Quelques fois ce sont les intentions des représentants même qui ne sont pas saines au départ et des engagements sont pris non pas pour apporter des solutions véritables aux difficultés des acteurs, mais plutôt pour gagner du temps par rapport à des échéances politiques.
Pour éviter de tomber régulièrement dans de pareils travers, certains pays comme la Chine ont fait le choix d’adopter une législation éducative précise et élargie aux différentes sollicitations qui se posent à leur système afin d’éviter une gestion axée sur la volonté des décideurs du moment, synonyme de dérapages constants.
Dans une conférence intitulée : « L’éducation au 21e siècle, quelle chance pour les jeunes du Mali », tenue par le professeur Diala KONATE, professeur d’enseignement supérieur à l’université de Virginia Tech (États Unis), le 19 mars 2012 au lycée Oumar BAH de Kalabancoura ACI, il dira que : « Pour aller à la performance, les partenaires de l’école doivent abandonner la méchanceté, accepter d’évoluer suivant des règles et payer le cout nécessaire pour un bon fonctionnement de l’école »
Ces règles se présentant sous de contrats de performance que chaque partenaire de l’école se doit de signer et de respecter.

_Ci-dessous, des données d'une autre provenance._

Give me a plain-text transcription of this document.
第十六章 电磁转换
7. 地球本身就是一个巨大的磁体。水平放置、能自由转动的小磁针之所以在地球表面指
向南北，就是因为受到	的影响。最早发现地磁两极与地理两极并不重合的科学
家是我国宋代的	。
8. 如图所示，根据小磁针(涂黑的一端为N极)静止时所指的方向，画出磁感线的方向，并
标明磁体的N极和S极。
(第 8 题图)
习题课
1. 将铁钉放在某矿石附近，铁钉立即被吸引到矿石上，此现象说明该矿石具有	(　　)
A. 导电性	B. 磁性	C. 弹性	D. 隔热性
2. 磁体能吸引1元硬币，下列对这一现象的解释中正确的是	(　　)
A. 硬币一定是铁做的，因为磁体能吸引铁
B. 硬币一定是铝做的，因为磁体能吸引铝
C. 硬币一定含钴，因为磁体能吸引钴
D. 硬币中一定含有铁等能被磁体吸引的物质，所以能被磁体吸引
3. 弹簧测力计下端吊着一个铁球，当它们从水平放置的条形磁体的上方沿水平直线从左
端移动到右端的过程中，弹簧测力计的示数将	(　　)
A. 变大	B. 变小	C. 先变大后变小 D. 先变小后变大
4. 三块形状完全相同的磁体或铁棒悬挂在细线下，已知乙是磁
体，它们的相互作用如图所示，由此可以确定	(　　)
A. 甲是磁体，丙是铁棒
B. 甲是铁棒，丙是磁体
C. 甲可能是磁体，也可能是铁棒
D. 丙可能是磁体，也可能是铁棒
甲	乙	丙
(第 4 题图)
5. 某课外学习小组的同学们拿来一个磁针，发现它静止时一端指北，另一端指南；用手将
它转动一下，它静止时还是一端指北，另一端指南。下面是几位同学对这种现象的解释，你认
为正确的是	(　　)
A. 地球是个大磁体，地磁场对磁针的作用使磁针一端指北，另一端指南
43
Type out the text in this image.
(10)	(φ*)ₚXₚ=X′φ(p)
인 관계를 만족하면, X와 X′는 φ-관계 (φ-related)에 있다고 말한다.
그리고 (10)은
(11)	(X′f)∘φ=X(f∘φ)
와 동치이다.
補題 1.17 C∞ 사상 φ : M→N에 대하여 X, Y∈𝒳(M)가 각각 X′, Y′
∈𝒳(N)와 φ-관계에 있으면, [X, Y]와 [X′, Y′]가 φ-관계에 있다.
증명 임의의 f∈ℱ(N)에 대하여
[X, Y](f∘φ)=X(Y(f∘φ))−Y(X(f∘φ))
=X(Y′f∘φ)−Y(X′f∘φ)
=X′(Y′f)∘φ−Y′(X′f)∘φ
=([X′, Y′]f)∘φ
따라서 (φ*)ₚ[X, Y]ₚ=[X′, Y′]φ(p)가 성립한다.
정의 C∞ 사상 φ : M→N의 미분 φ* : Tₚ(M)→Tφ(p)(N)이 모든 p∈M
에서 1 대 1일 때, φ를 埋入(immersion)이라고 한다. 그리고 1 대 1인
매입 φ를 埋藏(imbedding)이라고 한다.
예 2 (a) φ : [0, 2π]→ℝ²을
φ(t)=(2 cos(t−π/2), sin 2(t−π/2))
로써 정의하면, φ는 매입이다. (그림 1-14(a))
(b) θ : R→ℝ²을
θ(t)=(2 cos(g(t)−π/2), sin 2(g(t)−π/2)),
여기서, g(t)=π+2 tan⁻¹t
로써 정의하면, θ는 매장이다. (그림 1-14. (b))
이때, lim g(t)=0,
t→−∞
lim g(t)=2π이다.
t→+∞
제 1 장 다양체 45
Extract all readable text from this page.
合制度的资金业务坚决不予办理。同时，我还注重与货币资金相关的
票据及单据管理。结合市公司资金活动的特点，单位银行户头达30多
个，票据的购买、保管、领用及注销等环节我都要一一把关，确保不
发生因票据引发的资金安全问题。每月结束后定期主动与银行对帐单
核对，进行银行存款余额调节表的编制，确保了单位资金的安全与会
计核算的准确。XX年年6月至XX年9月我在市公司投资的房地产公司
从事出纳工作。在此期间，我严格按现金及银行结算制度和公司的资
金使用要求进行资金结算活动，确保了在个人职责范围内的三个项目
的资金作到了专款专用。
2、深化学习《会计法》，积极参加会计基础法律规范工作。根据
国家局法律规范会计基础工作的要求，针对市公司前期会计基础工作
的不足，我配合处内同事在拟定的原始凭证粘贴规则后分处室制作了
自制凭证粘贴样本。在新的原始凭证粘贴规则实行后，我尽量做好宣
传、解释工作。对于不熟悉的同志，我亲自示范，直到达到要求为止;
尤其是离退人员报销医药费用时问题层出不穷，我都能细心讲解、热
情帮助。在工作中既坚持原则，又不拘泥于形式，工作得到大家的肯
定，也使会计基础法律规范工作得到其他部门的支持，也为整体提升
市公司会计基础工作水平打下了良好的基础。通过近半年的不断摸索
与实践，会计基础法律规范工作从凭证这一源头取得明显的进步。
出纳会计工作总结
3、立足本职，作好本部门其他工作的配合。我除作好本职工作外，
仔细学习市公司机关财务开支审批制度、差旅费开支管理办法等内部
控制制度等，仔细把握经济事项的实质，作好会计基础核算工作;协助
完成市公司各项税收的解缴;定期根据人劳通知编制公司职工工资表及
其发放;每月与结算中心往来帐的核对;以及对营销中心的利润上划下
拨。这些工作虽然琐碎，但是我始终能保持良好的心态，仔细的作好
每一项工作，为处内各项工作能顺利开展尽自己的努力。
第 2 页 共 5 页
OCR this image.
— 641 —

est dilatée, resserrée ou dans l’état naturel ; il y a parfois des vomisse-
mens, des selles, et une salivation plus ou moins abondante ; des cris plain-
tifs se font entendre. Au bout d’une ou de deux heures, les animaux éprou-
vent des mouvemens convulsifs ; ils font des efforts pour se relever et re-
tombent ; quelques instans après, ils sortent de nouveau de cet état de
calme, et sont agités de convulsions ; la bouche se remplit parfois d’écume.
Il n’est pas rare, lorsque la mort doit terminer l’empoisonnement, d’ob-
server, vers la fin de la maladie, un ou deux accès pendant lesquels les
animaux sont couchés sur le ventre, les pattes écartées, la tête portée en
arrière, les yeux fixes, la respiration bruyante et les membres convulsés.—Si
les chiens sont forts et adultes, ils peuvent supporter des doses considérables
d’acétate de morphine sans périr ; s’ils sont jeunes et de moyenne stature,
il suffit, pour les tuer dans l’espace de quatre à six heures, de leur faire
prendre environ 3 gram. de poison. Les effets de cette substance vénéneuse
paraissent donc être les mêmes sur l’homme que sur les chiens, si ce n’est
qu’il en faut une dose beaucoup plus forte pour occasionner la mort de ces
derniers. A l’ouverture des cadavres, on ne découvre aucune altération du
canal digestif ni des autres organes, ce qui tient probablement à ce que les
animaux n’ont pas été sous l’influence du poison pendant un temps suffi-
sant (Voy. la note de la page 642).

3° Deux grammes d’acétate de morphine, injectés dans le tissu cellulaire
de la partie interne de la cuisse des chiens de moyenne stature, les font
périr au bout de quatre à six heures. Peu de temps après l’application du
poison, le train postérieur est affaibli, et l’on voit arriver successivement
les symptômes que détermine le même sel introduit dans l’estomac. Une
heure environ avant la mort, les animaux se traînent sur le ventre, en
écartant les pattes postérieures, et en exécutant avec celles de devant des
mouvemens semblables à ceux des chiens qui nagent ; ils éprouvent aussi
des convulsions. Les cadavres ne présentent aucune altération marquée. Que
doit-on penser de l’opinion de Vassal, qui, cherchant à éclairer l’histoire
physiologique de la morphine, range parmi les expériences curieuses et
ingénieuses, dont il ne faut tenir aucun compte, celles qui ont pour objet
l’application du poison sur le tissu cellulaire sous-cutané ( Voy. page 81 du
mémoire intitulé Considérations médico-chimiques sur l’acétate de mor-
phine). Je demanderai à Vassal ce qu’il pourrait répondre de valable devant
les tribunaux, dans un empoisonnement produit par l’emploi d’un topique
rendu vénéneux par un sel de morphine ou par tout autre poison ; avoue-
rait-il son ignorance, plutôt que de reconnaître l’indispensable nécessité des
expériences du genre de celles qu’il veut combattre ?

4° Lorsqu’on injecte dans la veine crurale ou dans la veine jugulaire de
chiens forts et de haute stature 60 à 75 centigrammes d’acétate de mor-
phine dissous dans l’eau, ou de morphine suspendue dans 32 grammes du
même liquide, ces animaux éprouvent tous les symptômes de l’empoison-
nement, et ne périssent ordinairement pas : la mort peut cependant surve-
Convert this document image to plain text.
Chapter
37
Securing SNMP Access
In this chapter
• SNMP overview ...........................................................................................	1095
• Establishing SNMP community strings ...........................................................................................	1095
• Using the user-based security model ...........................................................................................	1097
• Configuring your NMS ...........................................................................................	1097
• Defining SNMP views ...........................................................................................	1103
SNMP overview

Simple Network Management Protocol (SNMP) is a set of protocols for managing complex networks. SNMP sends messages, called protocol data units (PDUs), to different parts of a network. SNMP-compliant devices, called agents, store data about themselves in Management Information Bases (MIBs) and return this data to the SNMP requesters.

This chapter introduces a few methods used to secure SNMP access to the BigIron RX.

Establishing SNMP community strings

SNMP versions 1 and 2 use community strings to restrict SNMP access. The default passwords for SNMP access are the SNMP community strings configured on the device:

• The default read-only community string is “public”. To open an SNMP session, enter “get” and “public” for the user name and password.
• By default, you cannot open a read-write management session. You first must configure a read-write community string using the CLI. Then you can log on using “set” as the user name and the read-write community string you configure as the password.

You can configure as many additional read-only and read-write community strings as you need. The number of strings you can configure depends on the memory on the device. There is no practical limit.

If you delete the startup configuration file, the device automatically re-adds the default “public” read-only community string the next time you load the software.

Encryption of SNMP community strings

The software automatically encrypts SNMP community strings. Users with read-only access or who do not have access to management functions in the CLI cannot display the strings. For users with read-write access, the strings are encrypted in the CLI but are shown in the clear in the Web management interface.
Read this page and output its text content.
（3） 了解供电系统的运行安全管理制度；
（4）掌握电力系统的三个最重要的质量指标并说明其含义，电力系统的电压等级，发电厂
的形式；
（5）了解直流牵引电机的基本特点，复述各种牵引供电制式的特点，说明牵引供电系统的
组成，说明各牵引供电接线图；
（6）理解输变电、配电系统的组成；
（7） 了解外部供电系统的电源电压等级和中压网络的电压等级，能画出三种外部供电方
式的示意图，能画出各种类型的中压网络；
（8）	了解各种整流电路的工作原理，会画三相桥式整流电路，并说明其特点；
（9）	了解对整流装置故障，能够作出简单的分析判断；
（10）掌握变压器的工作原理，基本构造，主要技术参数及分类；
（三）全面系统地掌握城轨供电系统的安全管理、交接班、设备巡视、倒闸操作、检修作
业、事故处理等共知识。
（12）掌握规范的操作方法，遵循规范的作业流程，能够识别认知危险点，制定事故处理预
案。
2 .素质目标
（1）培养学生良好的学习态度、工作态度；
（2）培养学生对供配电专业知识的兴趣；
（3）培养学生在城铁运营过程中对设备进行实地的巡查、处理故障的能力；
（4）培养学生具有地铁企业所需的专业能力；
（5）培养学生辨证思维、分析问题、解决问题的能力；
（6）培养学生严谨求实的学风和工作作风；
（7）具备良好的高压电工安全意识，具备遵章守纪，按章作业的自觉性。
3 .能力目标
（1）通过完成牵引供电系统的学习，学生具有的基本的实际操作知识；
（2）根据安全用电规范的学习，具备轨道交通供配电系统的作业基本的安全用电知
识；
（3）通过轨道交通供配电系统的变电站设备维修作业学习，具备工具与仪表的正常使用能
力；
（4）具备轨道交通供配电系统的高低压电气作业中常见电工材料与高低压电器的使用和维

Pour apaiser l’espace scolaire, les décideurs politiques doivent opter pour une gestion holistique des problèmes de l’école malienne. Cela consiste à une gestion harmonieuse et équitable de la situation de l’ensemble des ordres d’enseignement, afin d’éviter que les solutions apportées aux doléances des uns, n’entrainent pas un séisme au niveau des autres. (L’enseignement supérieur par exemple)
Mieux encore, les salaires doivent être moralisés sur l’échiquier national pour un besoin de justice et d’équité. Cette régulation doit aussi concerner les établissements privés.
Tout projet éducatif est avant tout un projet politique. La plupart des pays émergents ont valorisé substantiellement la fonction enseignante par la formation continue et la rémunération. En Chine, le métier d’enseignant est parmi les cinq métiers les plus convoités. (Idem pour la Corée du Sud, l’Allemagne, etc.) Si la synergie estime que ce gouvernement ne valorise pas assez leur fonction, cela devrait servir de motif pour un engagement en politique afin de barrer la route à cette formation politique qui a la charge de gérer présentement les affaires du pays.
Encore faudrait-il que les élections soient propres afin que la volonté du peuple sorte véritablement des urnes.
En définitive il faudrait retenir que notre pays est objet de convoitise à cause de ses immenses richesses et qu’il est indispensable qu’en ces instants singuliers que nous nous resserrons les coudes, les décideurs en premier, avec plus d’altruisme, de patriotisme, de justice et faire sienne la citation de Martin Luther King qui dit en substance : Nous devons apprendre à vivre ensemble comme des frères sinon nous allons mourir tous ensemble comme des idiots .
Sadia KEITA Directeur du Groupe Scolaire Oumar BAH
Master2 en Gestion des Systèmes éducatifs.